Graduate Student Michigan State University College of Human Medicine East Lansing, Michigan, United States
Background: Newborn hearing screening failure helps identify infants with hearing loss, but screening failures also occur among infants without hearing loss. Some speculate these false positive results reflect neurodevelopmental disorder risk. Preterm birth (PTB), a known neurodevelopmental risk factor, has been associated with false positive results at initial screening. We aim to further characterize this association by stratifying PTB by gestational age and delivery circumstance. Objective: To evaluate the association between preterm birth (defined by gestational age and delivery circumstance) and false positive newborn hearing screening results in a large, population-based sample of children from Michigan. Design/Methods: We analyzed birth certificate and Early Hearing Detection & Intervention data from the Michigan Dept. of Health & Human Services (2007-2015; n=919,363). We restricted our analysis to singleton live births with available hearing screening data and obstetric estimates of gestational age (n=655,079). We used two separate logistic regression models to evaluate the association of PTB defined by gestational age (extreme: < 28 weeks; moderate: 29-33 weeks; late: 34-36 weeks) and delivery circumstance (spontaneous, medically indicated) with false positive findings, using full-term birth (> 37 weeks) as the referent group.
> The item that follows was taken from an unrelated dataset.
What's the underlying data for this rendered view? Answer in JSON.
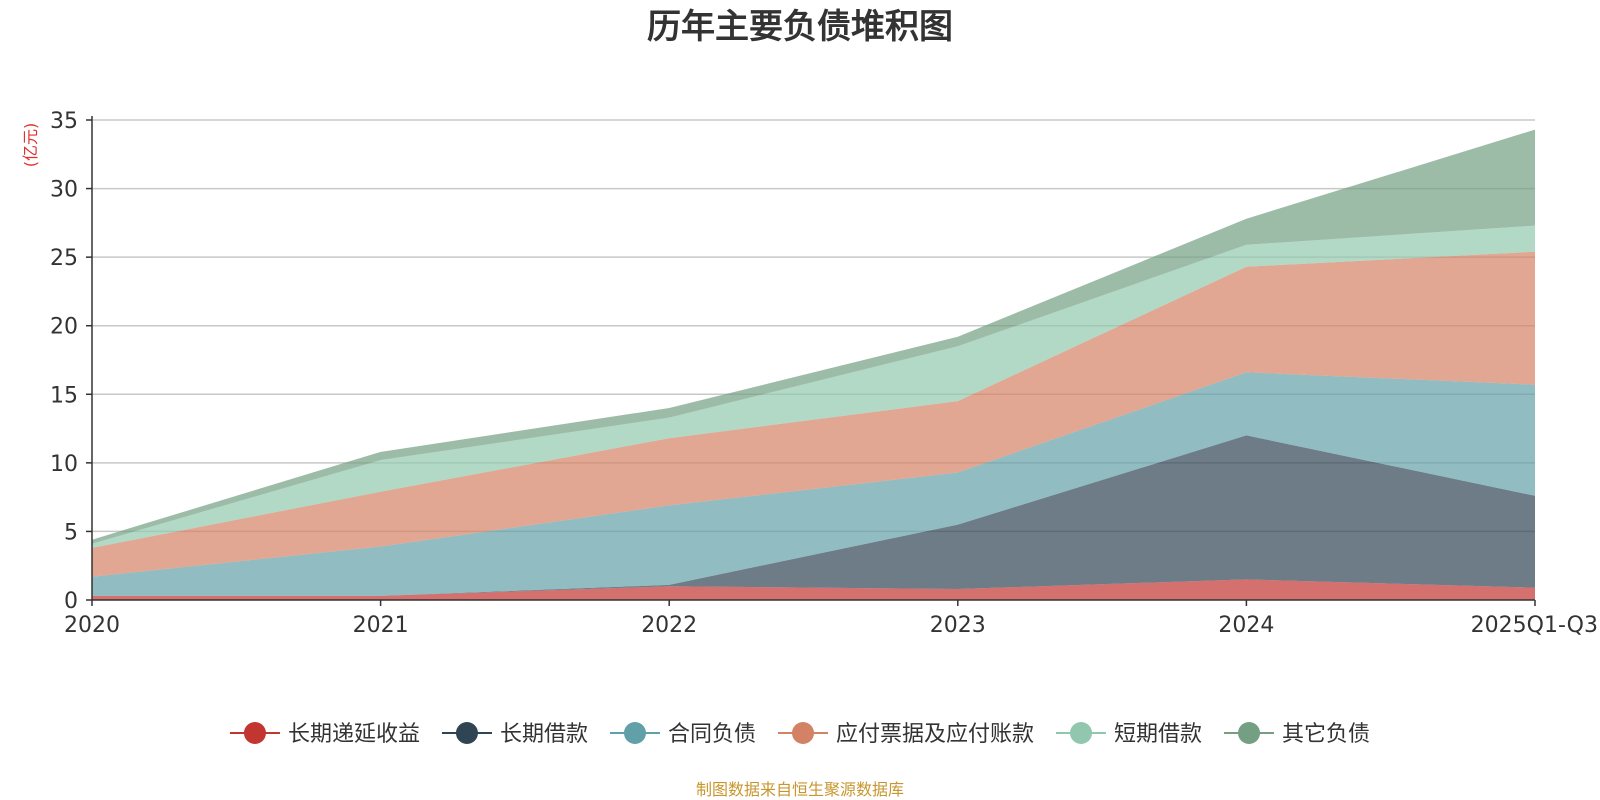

Results: Approximately 4% infants had false positive findings. All gestational age PTB categories were associated with this phenomenon (extreme: OR=3.4, 95%CI 3.1,3.8; moderate: OR=1.1, 95%CI 1.0, 1.2; late: OR=1.4, 95%CI 1.4, 1.5). Spontaneous and medically indicated PTB were also associated with false positive findings (OR=1.5, 95% CI 1.4,1.6; OR=1.3, 95% CI 1.2,1.4, respectively); these estimates did not differ from one another. All results persisted following adjustment for socio-demographic, pregnancy, and antepartum factors except for moderate PTB (OR=1.0, 95%CI 0.9, 1.1).
Conclusion(s): PTB is associated with false positive hearing screening results, though findings may vary more by gestational age than delivery circumstance. Further research is needed to investigate factors underlying these differences and whether they correlate with neurodevelopmental disorder diagnoses.